Microscopic functionality of FeN4 sites in polymeric carbon nitride for efficient H2S oxidation

• DFT calculations were performed for H 2 S selective oxidation on Fe@CN. • A new quasi Mars-van Krevelen mechanism including withdrawal and regenerating surface proton during catalysis is determined. • Fe atom prefers to form FeN 4 -CN with the barrier of 0.48 eV for H 2 S selective oxidation. The development of the low-cost and efficient catalysts for H 2 S removal is essential and provides an alternative to the traditional Claus process. However, the microscopic mechanism of thermocatalysis for H 2 S selective oxidation has rarely been systematically studied.
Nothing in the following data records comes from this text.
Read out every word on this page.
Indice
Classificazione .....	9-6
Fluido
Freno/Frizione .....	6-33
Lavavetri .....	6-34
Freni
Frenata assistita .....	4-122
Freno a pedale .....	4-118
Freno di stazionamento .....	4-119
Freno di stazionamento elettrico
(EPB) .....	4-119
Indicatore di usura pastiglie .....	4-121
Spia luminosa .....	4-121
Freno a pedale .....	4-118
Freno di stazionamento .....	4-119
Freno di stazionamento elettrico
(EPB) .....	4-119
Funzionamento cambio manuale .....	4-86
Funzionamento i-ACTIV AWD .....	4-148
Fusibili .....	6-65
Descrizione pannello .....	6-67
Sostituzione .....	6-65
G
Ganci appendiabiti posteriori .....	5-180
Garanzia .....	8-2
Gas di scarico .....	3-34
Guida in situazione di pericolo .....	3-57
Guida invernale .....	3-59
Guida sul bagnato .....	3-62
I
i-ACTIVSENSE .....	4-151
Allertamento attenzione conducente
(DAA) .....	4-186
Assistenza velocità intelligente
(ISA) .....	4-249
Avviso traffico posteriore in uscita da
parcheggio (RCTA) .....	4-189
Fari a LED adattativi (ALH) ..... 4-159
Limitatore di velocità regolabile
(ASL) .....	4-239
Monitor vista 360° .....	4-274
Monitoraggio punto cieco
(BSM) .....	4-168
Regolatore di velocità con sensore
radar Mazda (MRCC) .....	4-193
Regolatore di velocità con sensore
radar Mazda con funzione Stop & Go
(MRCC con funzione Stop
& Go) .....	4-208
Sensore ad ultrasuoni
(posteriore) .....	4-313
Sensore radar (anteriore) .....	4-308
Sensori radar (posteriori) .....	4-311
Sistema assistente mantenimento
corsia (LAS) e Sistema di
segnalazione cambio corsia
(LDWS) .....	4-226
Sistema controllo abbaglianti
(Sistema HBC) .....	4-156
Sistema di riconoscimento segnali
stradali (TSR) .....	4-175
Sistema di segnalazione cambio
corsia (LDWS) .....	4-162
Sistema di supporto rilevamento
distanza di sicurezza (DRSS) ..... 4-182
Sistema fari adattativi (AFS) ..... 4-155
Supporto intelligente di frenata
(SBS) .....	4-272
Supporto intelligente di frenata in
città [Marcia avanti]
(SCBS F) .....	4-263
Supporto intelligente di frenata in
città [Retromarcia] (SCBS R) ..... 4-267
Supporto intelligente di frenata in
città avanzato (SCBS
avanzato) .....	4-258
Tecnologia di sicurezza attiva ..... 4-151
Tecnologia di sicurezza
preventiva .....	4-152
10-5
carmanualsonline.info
Herein, we report the microscopic mechanism of H 2 S selective oxidation on the single atom Fe-doped carbon nitride (Fe@CN) by the density functional theory (DFT) calculations. The results indicate that Fe atom prefers to form FeN 4 -CN with the barrier of 0.48 eV for H 2 S selective oxidation, which agrees well with the experimental results. Furthermore, a new quasi Mars–van Krevelen (quasi-MvK) mechanism including extracting and refilling the proton on Fe@CN is determined. Overall, this work reports the mechanism for selective oxidation of H 2 S into elemental S at the atomic scale, which provide theoretical insights into the design and development of highly reactive and selective catalysts for H 2 S oxidation.